Il delitto di Patrizia Russo, inoltre, è un omicidio aggravato dai futili motivi. I giudici spiegano il perchè: “Sussiste la circostanza aggravante dell’aver commesso il fatto per futili motivi. Sussiste il dato oggettivo in quanto vi è una evidentissima sproporzione tra il bene giuridico leso dal reato – ossia la vita umana – ed il risentimento che l’imputato provava verso la moglie per il fatto che costei non aveva immediatamente provveduto a versargli la somma di denaro che egli le aveva chiesto; tale sproporzione è ancor più evidente laddove si consideri che il denaro oggetto del contendere era stato versato sul conto corrente della Russo per far fronte alla grave situazione economica che si era determinata in famiglia e che si è sopra descritta, situazione che era ben nota all’imputato e che – a suo dire – era causa dello stato depressivo che egli ha rimarcato. Inoltre, è possibile connotare detta sproporzione quale espressione di un moto interiore assolutamente ingiustificato, tale da configurare lo stimolo esterno come mero pretesto per lo sfogo di un impulso criminale laddove si pensi al fatto che lo scoperto sul conto corrente dell’imputato era modestissimo e che – come già detto – tali denari servivano a garantire i fabbisogni familiari finché non fosse stato versato lo stipendio alla Russo, unica percettrice di reddito in famiglia. Ecco – allora – che il reato, letto sotto questa luce, si connota come l’occasione dell’imputato per sfogare la propria frustrazione, generata dalla mancanza di lavoro, con la conseguente perdita del ruolo di pater familias che egli si è sempre accreditato.”

IL DELITTO DI PATRIZIA RUSSO

I protagonisti di questo dramma sono volti noti ad AgrigentoGiovanni Salamone, 61 anni, agricoltore e commerciante di prodotti della terra con la passione per l’ambiente. Da anni era uno degli attivisti, impegnato sul fronte di Punta Bianca, dell’associazione ambientalista Mareamico. Nel 2020 aveva anche tentato la carriera politica, candidandosi al Consiglio comunale senza successo. Patrizia Russo, 53 anni, stimata insegnate di sostegno. In molti la ricordano per le sue esperienze prima alla scuola media “Castagnolo” di Agrigento e poi all’istituto “Andrea Camilleri” di Favara. Amava il suo lavoro, sorridente, sempre disponibile.

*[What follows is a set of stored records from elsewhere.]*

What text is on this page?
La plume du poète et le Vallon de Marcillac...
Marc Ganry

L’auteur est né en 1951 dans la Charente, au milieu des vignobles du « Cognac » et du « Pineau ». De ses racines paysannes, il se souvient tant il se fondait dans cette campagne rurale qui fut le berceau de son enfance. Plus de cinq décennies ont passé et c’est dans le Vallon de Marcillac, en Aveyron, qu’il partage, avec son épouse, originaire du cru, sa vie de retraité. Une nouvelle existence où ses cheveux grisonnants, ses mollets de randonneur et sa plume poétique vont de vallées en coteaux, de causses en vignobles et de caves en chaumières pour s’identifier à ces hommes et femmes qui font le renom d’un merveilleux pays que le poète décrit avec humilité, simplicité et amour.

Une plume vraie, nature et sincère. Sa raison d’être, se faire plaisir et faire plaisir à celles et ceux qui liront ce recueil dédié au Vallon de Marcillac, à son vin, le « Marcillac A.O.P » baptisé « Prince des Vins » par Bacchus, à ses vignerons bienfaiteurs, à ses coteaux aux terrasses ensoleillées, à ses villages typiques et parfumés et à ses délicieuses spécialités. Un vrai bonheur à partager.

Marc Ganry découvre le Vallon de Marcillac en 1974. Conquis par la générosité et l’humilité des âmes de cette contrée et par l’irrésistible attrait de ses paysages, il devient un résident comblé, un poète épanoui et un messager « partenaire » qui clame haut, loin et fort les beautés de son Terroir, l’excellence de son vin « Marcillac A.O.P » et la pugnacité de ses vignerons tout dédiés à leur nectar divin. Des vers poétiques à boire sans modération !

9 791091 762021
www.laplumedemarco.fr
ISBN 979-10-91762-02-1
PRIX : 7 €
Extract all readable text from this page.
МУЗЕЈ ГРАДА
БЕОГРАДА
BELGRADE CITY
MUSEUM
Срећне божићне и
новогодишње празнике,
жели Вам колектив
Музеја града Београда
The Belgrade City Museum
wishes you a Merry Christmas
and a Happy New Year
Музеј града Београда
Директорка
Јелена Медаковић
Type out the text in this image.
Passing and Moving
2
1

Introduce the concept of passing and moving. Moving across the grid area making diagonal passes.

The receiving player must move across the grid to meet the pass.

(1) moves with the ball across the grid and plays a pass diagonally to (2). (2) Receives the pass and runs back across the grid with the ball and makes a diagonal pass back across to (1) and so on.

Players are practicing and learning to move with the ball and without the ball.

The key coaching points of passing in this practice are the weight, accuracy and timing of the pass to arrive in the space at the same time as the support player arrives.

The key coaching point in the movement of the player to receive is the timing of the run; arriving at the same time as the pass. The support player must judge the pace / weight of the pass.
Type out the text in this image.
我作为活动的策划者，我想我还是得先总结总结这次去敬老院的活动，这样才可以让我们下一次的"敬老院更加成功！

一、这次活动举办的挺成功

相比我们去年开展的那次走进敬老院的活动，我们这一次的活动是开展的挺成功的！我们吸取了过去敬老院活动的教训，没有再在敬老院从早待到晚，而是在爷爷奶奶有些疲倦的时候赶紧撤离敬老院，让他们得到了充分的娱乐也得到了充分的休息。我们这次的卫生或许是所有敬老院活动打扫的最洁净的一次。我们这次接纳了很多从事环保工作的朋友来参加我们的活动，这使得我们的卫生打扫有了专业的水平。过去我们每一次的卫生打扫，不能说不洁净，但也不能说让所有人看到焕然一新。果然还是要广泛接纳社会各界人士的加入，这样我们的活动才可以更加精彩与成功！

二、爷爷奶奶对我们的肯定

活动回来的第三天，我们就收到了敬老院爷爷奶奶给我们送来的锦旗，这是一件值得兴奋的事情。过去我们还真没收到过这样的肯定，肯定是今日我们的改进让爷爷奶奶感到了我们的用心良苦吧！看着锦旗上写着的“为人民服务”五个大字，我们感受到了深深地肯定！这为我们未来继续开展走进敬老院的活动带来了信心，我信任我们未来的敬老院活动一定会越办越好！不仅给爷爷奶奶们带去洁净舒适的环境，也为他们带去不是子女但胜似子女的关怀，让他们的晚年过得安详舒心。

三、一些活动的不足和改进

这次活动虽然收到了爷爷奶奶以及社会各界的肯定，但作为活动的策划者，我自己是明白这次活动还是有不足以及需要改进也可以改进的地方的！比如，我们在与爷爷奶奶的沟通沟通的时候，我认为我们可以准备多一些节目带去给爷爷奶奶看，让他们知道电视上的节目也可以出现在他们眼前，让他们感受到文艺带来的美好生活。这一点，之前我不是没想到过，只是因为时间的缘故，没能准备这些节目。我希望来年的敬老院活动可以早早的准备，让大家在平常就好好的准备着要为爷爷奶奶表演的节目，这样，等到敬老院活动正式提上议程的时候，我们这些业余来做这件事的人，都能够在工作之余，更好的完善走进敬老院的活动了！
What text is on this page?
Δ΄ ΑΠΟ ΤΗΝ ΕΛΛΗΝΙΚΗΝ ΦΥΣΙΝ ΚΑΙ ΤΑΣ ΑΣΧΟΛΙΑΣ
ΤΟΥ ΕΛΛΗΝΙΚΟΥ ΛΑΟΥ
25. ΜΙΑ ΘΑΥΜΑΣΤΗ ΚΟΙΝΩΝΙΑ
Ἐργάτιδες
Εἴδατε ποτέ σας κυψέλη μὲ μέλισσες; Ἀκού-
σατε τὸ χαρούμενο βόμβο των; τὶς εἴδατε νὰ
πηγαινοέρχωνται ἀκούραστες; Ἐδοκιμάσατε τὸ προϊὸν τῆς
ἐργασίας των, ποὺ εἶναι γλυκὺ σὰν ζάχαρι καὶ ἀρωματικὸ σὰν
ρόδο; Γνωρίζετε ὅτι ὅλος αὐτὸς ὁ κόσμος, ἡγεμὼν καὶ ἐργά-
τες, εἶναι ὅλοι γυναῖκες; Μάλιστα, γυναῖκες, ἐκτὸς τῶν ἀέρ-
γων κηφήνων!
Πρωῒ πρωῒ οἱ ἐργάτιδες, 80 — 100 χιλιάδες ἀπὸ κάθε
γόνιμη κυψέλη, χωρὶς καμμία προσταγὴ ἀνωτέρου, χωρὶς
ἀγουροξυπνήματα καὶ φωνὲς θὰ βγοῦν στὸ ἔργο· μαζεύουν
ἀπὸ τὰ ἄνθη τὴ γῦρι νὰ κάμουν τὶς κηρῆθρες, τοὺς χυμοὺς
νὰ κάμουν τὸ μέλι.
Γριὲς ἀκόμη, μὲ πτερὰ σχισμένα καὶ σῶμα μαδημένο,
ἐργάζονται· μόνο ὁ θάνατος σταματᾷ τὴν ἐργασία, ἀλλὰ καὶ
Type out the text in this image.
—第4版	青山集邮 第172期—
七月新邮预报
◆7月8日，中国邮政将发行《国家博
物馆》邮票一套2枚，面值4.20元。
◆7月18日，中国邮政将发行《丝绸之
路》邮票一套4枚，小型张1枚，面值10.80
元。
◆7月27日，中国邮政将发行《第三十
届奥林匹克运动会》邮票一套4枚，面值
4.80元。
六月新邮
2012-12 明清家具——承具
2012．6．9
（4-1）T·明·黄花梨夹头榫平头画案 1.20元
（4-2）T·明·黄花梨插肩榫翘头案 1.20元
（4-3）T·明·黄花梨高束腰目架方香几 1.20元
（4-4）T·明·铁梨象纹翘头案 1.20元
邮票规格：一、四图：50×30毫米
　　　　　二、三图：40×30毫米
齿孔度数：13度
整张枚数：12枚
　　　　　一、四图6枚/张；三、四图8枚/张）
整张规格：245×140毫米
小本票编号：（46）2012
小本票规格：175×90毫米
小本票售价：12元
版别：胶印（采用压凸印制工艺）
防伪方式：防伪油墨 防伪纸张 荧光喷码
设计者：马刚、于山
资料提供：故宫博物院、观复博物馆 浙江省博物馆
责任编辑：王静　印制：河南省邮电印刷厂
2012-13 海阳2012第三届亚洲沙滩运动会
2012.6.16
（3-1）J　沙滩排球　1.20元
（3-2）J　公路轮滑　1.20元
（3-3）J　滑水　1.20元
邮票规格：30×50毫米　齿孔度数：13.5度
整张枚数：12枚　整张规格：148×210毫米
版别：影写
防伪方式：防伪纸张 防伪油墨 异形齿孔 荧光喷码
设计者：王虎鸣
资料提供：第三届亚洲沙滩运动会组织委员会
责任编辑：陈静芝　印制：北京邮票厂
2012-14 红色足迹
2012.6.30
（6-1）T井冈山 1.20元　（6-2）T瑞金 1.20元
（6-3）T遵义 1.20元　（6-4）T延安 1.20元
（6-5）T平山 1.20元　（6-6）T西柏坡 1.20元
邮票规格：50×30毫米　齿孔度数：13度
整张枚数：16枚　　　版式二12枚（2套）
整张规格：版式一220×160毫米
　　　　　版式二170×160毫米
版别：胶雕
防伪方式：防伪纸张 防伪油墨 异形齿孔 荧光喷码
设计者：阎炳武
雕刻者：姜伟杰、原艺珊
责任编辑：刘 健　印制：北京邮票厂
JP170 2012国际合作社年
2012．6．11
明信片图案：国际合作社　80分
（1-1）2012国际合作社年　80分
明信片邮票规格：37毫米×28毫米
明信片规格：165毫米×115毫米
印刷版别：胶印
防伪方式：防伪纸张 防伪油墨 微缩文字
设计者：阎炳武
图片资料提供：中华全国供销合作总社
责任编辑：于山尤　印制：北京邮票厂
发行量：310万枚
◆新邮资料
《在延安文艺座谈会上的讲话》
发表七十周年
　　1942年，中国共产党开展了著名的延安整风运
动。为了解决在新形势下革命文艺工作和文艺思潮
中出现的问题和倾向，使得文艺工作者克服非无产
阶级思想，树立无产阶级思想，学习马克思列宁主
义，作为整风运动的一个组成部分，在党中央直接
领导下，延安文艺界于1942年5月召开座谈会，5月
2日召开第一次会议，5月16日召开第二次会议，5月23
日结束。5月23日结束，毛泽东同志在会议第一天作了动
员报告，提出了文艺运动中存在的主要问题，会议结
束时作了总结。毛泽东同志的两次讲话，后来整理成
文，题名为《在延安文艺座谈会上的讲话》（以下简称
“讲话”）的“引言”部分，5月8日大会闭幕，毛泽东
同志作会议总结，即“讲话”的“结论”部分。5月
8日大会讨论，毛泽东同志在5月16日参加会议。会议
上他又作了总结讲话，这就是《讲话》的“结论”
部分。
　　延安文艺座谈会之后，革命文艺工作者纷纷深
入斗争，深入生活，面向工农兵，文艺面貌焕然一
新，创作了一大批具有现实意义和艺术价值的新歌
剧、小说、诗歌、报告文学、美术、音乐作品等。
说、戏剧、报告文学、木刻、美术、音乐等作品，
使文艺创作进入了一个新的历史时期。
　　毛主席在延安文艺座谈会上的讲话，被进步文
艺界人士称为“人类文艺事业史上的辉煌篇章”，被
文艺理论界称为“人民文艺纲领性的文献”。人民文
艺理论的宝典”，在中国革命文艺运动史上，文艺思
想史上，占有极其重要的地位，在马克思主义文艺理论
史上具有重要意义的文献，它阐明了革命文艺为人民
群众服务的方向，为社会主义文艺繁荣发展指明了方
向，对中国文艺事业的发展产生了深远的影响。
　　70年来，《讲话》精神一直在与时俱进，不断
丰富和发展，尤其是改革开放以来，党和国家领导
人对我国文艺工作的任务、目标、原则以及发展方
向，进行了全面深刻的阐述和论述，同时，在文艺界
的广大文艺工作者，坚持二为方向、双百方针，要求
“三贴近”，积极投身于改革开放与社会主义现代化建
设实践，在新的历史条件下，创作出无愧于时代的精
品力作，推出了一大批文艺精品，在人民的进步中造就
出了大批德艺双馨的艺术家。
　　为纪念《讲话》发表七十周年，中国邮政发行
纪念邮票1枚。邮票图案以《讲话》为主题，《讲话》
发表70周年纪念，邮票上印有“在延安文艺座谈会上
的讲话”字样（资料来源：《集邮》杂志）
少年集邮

Una famiglia come tante che ha vissuto momenti felici e di sconforto, alti e bassi che contraddistinguono la quotidianità di vita delle persone ma mai – almeno fino a quel drammatico 16 ottobre 2024 – un segnale che potesse lasciar presagire un epilogo così tragico. Salamone prima accoltella la moglie mentre dormiva. Poi la chiamata ai carabinieri e la confessione: “Ho fatto una sciocchezza”. Il motivo ancora oggi rimane un mistero e Salamone, sottoponendosi all’esame, ha attribuito la responsabilità del delitto al demonio poiché a suo dire in quel momento “era posseduto da Satana”. Per questo motivo la difesa aveva chiesto una perizia psichiatrica per valutarne la capacità di intendere e volere. Una richiesta, a cui si erano fermamente opposti il pubblico ministero e gli avvocati della parte civile Maria Luisa Butticè e Annamaria Tortorici, che è stata rigettata dalla Corte di assise che ha ribadito come già in fase preliminare di indagine sia stata esclusa anche una parziale incapacità di intendere e volere dell’imputato.